The main character, Maya, has a drug addiction, an affair that's fizzling out and a marriage that leaves her wanting. What is her biggest problem of all?
This is kind of cynical but I think that there's a line in it where she [says] "Give me new problems." That's the best she can wish for. And I think what's implicit in that is that her biggest problem is herself. And you can self-medicate it or you can go to therapy or you can exercise or whatever. But I think that it's her personality. They're symptoms of a bigger problem: the drug addiction, the affair, the marriage. I don't think she can get enough love or get enough anything.
Do you think some of Maya's internal conflicts also come from the disconnected but overly connected society that we live in?
I mean I personally just hate Facebook. You should have to wonder what happened to these people, not see their 10th baby. I think with Maya, she's so real. And even though she's a liar, it's kind of a Holden Caulfield type situation. He's like a liar who hates falsehoods. She lies constantly. She leads a double life. But at the same time she's so honest all the time. So I think for her that's what's alienating. And social media definitely makes people more fake. You don't live in a TV show, you know what I mean? Everybody's branding who they are and that's very lonely.
Why do you think Maya feels so alone in the world?

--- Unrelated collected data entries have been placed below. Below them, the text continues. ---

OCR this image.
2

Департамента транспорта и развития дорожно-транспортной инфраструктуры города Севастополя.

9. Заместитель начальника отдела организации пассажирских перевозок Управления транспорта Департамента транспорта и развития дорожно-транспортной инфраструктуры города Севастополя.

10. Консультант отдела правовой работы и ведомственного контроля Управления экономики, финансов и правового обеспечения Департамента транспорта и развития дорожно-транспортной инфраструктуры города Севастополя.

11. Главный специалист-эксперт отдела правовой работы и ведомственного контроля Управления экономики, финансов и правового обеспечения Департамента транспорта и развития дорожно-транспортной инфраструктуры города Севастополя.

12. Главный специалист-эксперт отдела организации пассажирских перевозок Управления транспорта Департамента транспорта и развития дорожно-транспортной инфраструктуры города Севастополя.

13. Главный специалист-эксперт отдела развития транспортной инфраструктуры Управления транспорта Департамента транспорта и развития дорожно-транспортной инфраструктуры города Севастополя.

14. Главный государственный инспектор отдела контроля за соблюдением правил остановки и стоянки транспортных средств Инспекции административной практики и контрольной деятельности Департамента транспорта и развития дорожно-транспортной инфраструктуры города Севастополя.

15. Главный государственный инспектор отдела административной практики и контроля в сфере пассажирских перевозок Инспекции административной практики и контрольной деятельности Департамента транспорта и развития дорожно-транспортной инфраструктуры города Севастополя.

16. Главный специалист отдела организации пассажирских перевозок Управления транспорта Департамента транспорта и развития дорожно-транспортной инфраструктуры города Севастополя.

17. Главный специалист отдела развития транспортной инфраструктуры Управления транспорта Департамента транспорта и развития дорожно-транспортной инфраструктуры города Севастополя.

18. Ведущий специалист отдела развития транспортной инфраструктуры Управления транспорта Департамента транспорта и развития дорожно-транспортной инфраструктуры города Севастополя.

She does say she has a mental illness and she's in the psych ward. But I think it's also an age thing, and she talks about this too. When you're married and you stop seeing the person, when you see them every day, you just stop recognizing that they are a person and they exist. And I think you reach that age in your 30s. It's so weird because you never see it coming. In your 20s you're like "We're all going to be best friends forever and it's going to be awesome." And everybody's got big dreams, you know? And in my circle the first girl who left our circle was like, "I think I want to have a kid." And then all of a sudden everybody else starts doing stuff like that.
There are no chapter numbers and the book is written in fragments. How did you decide on the structure?
That came naturally. That was like the first thing that happened. I was just like I think that's cool. I don't know where I saw it. I'm sure I didn't invent it. But I really like digressions, and so I wanted to be able to write like dialogue. She goes into the bookstore and has a dialogue with somebody and then all of a sudden there's a break so you don't expect continuity. The reader isn't expecting like that ... because it's messy and your mind goes everywhere.
You write, "The thing you didn't realize when you were fourteen and thought Kurt Cobain was God was that not every weirdo with an ironic tee from Urban Outfitters makes it." This book is definitely about disillusionment. Do you ever feel the same way as your character?
I've definitely gone through periods. I was super ambitious when I had a lot to rebel against growing up. Nobody in my family was supportive about being creative. So when I had something to fight for, I was like "I'm going to do it. I'm going to go out there." So I did it with everything I had. That's always been my biggest drive, is to compete. And then at the New School, I was competing against the other students. I wanted to show them up. But there's been disillusionment, I think, in terms of money. And when you choose to do something different you slowly begin to realize that even the most liberal people equate money and a job that sounds fancy with intelligence. So that's where my disillusionment comes from, is society and family.